Abstract: Consider the Skorokhod equation in the closed first quadrant: [ X_t=x_0+ B_t+\int_0^t{\bf v}(X_s)\, dL_s,] where $B_t$ is standard 2-dimensional Brownian motion, $X_t$ takes values in the quadrant for all $t$, and $L_t$ is a process that starts at 0, is non-decreasing and continuous, and increases only at those times when $X_t$ is on the boundary of the quadrant. Suppose ${\bf v}$ equals $(-a_1,1)$ on the positive $x$ axis, equals $(1,-a_2)$ on the positive $y$ axis, and ${\bf v}(0)$ points into the closed first quadrant.
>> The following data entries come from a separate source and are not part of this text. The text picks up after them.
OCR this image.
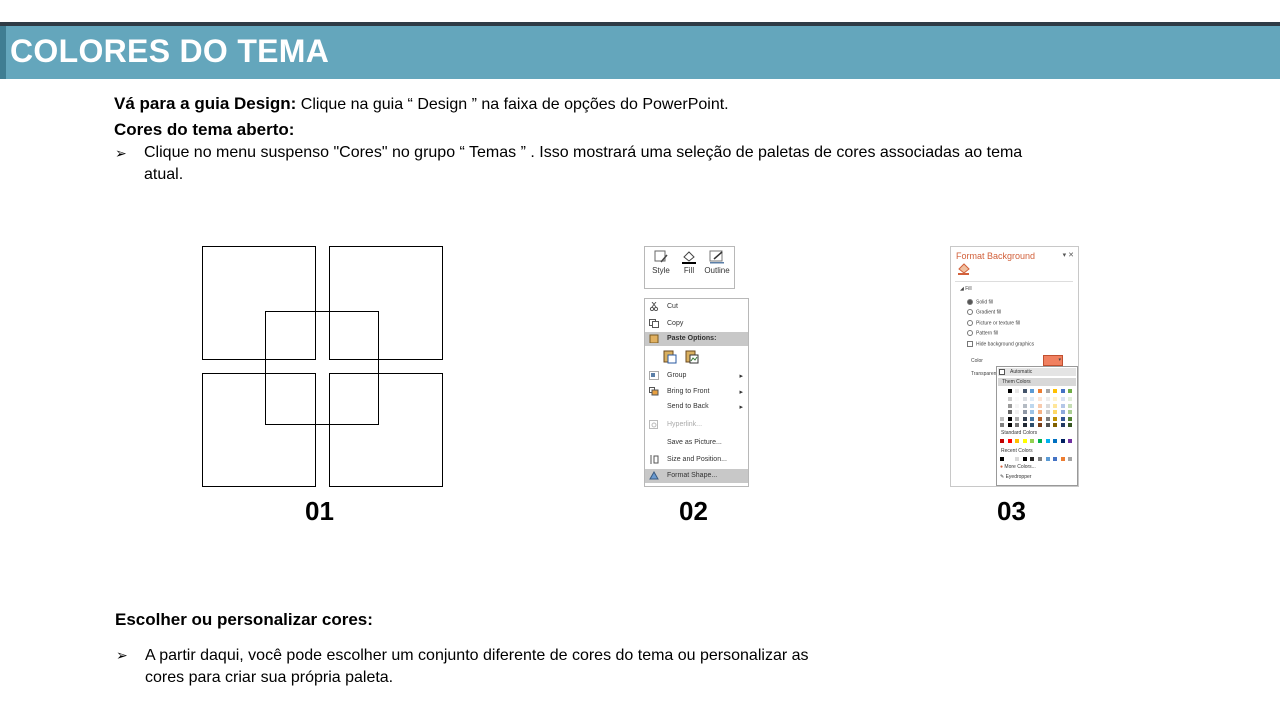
COLORES DO TEMA
Vá para a guia Design: Clique na guia “ Design ” na faixa de opções do PowerPoint.
Cores do tema aberto:
➢ Clique no menu suspenso "Cores" no grupo “ Temas ” . Isso mostrará uma seleção de paletas de cores associadas ao tema
atual.
01
Style	Fill	Outline
Cut
Copy
Paste Options:
Group	▸
Bring to Front	▸
Send to Back	▸
Hyperlink...
Save as Picture...
Size and Position...
Format Shape...
02
Format Background	▾ ✕
◢ Fill
Solid fill
Gradient fill
Picture or texture fill
Pattern fill
Hide background graphics
Color	▾
Transparen	Automatic
Them Colors
Standard Colors
Recent Colors
● More Colors...
✎ Eyedropper
03
Escolher ou personalizar cores:
➢ A partir daqui, você pode escolher um conjunto diferente de cores do tema ou personalizar as
cores para criar sua própria paleta.
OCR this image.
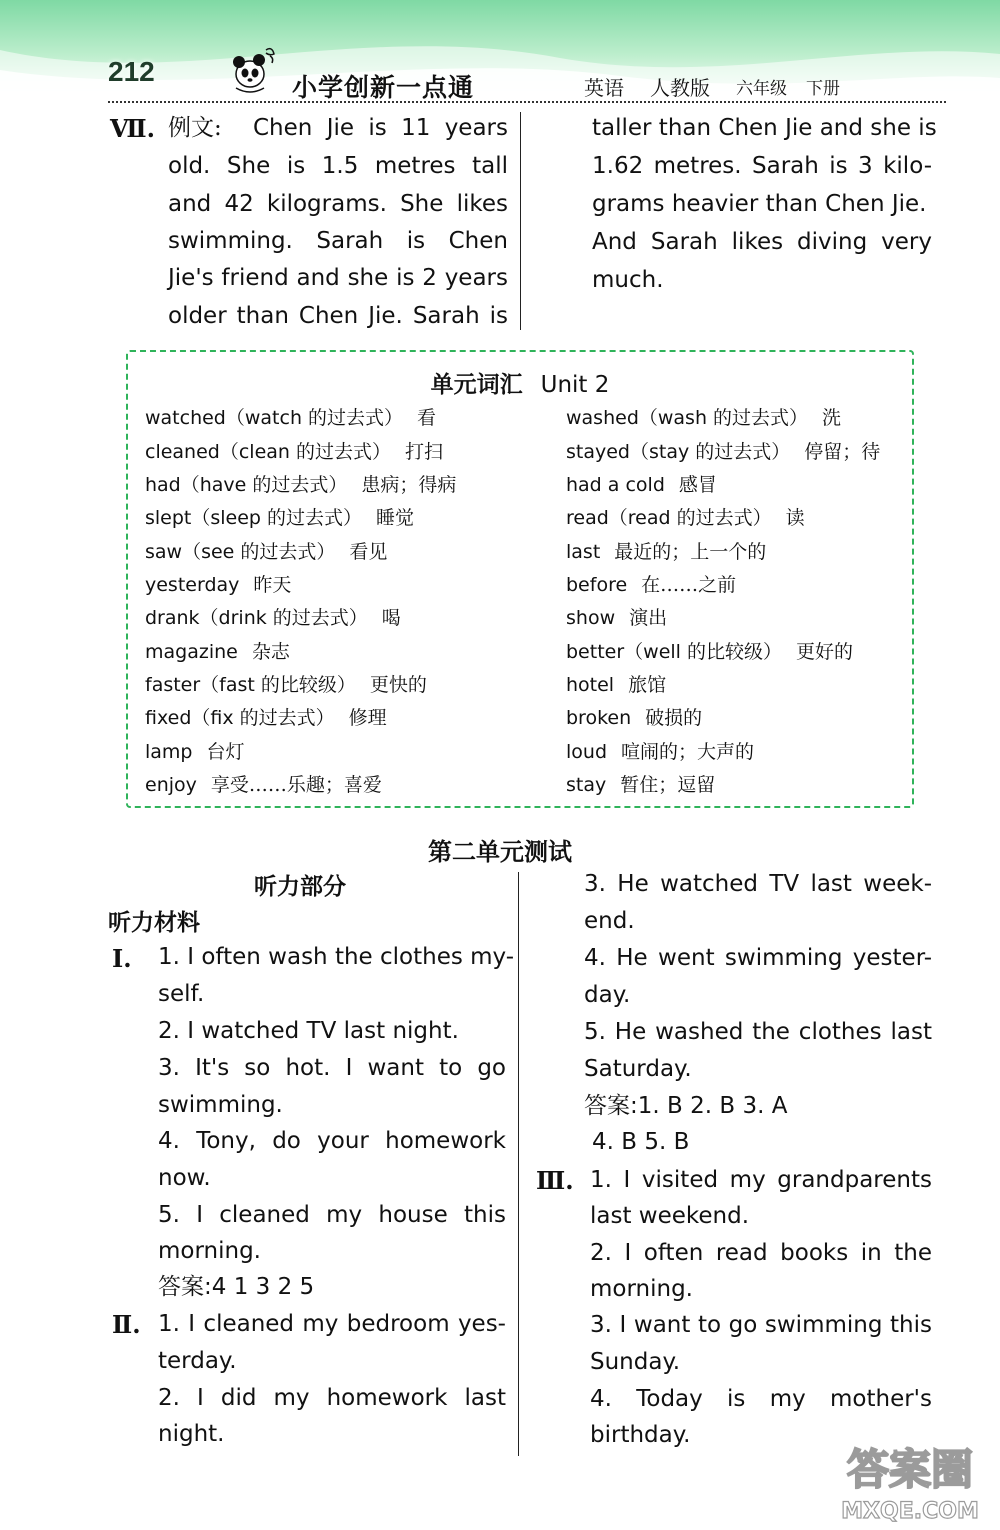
212
小学创新一点通	英语 人教版 六年级 下册
Ⅶ. 例文: Chen Jie is 11 years
old. She is 1.5 metres tall
and 42 kilograms. She likes
swimming. Sarah is Chen
Jie's friend and she is 2 years
older than Chen Jie. Sarah is
taller than Chen Jie and she is
1.62 metres. Sarah is 3 kilo-
grams heavier than Chen Jie.
And Sarah likes diving very
much.
单元词汇 Unit 2
watched（watch 的过去式） 看
cleaned（clean 的过去式） 打扫
had（have 的过去式） 患病；得病
slept（sleep 的过去式） 睡觉
saw（see 的过去式） 看见
yesterday 昨天
drank（drink 的过去式） 喝
magazine 杂志
faster（fast 的比较级） 更快的
fixed（fix 的过去式） 修理
lamp 台灯
enjoy 享受……乐趣；喜爱
washed（wash 的过去式） 洗
stayed（stay 的过去式） 停留；待
had a cold 感冒
read（read 的过去式） 读
last 最近的；上一个的
before 在……之前
show 演出
better（well 的比较级） 更好的
hotel 旅馆
broken 破损的
loud 喧闹的；大声的
stay 暂住；逗留
第二单元测试
听力部分
听力材料
Ⅰ.
Ⅱ.
Ⅲ.
1. I often wash the clothes my-
self.
2. I watched TV last night.
3. It's so hot. I want to go
swimming.
4. Tony, do your homework
now.
5. I cleaned my house this
morning.
答案:4 1 3 2 5
1. I cleaned my bedroom yes-
terday.
2. I did my homework last
night.
3. He watched TV last week-
end.
4. He went swimming yester-
day.
5. He washed the clothes last
Saturday.
答案:1. B 2. B 3. A
4. B 5. B
1. I visited my grandparents
last weekend.
2. I often read books in the
morning.
3. I want to go swimming this
Sunday.
4. Today is my mother's
birthday.
答案圈
MXQE.COM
Let $\theta_i=\arctan a_i$, $i=1,2$. It is known that there exists a solution to the Skorokhod equation for all $t\geq 0$ if and only if $\theta_1+\theta_2<\pi/2$ and moreover the solution is unique if $|a_1a_2|<1$. Suppose now that $\theta_1+\theta_2<\pi/2$, $\theta_2<0$, $\theta_1>-\theta_2>0$ and $|a_1a_2|>1$. We prove that for a large class of $(a_1,a_2)$, namely those for which [\frac{\log|a_1|+\log|a_2|}{a_1+a_2}>\pi/2,] pathwise uniqueness for the Skorokhod equation fails to hold.